Clear Air Turbulence

It’s the smack in the face that you don’t see coming that stings you the most.   When the day is clear and cloudless, the danger of being rocked by severe turbulence is the highest.   It’s called clear air turbulence, and it can make your insides tumble like a rack of billiard balls after the solid whack of a speeding cue ball with topspin.

Clear air turbulence makes you appreciate the paranoid folks who find danger where the reasonable person you think you are wouldn’t even look. The once ubiquitous bumper sticker that said “Just because you’re paranoid doesn’t mean that they aren’t after you” should, I think, be followed with the motto “respect the paranoid.”

I know it isn’t fun being paranoid, which I can say as a charter member of the club, but it is certainly useful.   I don’t think I would trade it for anything approaching the opposite.   It is the excessive fear of danger that has probably kept me relatively safe for much of my life, albeit a life likely shortened by the accompanying unremitting anxiety. I would love to capture the vigilance without all that accompanying fear, but I don’t think life works that way.   It’s the fear that drives us, and the greater the fear, the more horsepower in that engine.

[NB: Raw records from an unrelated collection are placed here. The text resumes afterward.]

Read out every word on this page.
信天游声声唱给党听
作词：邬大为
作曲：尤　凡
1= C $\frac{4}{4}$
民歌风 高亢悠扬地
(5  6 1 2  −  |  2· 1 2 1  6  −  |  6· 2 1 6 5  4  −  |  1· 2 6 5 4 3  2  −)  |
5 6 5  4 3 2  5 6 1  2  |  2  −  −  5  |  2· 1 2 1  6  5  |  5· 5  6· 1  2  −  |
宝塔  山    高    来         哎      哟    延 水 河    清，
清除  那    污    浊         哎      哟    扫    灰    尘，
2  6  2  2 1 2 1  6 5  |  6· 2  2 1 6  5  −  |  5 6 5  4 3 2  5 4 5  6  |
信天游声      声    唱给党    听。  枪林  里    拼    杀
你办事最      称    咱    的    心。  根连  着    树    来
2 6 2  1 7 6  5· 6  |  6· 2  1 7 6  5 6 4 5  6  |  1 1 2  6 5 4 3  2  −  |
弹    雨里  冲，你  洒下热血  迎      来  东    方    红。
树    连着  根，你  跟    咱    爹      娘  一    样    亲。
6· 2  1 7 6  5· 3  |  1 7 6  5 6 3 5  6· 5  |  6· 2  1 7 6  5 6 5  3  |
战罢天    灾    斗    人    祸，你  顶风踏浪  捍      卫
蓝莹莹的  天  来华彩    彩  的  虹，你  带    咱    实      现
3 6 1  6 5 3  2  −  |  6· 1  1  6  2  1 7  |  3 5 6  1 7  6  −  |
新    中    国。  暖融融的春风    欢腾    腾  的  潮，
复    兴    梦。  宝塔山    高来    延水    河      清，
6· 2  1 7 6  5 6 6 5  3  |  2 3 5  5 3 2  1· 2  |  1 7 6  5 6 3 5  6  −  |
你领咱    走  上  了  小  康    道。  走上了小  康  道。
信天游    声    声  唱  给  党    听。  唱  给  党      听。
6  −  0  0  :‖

Turbulence is caused when masses of air moving at vastly different speeds collide with each other.   You don’t see it so much on cloudy days, because in order for clouds to form the air masses must be calm enough to contain the moisture within them.   Sometimes cirrus clouds—those wispy, mostly horizontal ones—are clues that there is likely to be turbulence around, but the worst of the turbulence occurs when the air masses are moving so quickly that the particulates that hang around the atmosphere are so dispersed that you can’t see them at all.

Clear air turbulence is a reminder that that which cannot be seen and that therefore can cause a shitload of trouble is all around us.   It could be an unrevealed secret, the elephant in the room as it were.   It could be the car that comes barreling through the red light out of nowhere; it could be a cancer diagnosis when you’re feeling just fine, thank you.

Not all surprises are bad, of course.   It’s just hard to think of any.   I have never, for example, received a letter in the mail alerting me to the fact that a distant relative has left me a lot of money.

Sometimes the mere fact of having been born with a sensitive nervous system can be mistaken for paranoia.   The line between just being extra-sensitive to one’s own and therefore another’s pain can lead to assuming that others feel the world the way you do.   Often they don’t, and when they don’t and you think they do they are going to call you paranoid.   They are wrong, of course.   Those of us who are extra-sensitive are not paranoid; the rest are just out to get us.

In a relationship, you know you are in trouble when you don’t know you’re in trouble.   The air gets thick with “Everything’s just fine, honey,” and then you know the volcano is likely to erupt.   Yes, the air gets still and calm right before the storm.   Better to have clouds in the sky, because when there are clouds you can see them and therefore you know where you are in relation to them.   Things are finer, for sure, when they are not fine, when there are clouds in the sky you can see and read.

I have believed for quite some time now that there are few things worse in life than not knowing where one stands.   I would like to know whether the affection you are showing is real and deserved, just as I would like to know if I am in the doghouse so I can at the very least hide in it until the invisible storm has passed.

For those of you stuck on the ground looking up at the sky, you might want to consider that if the skies are clear and blue there’s a lot more danger there than you think.   If you don’t see any big, puffy clouds, you might want to lose that naïve complacency of yours.   Get a grip.   There’s danger out there, just when you thought it was safe to go outside.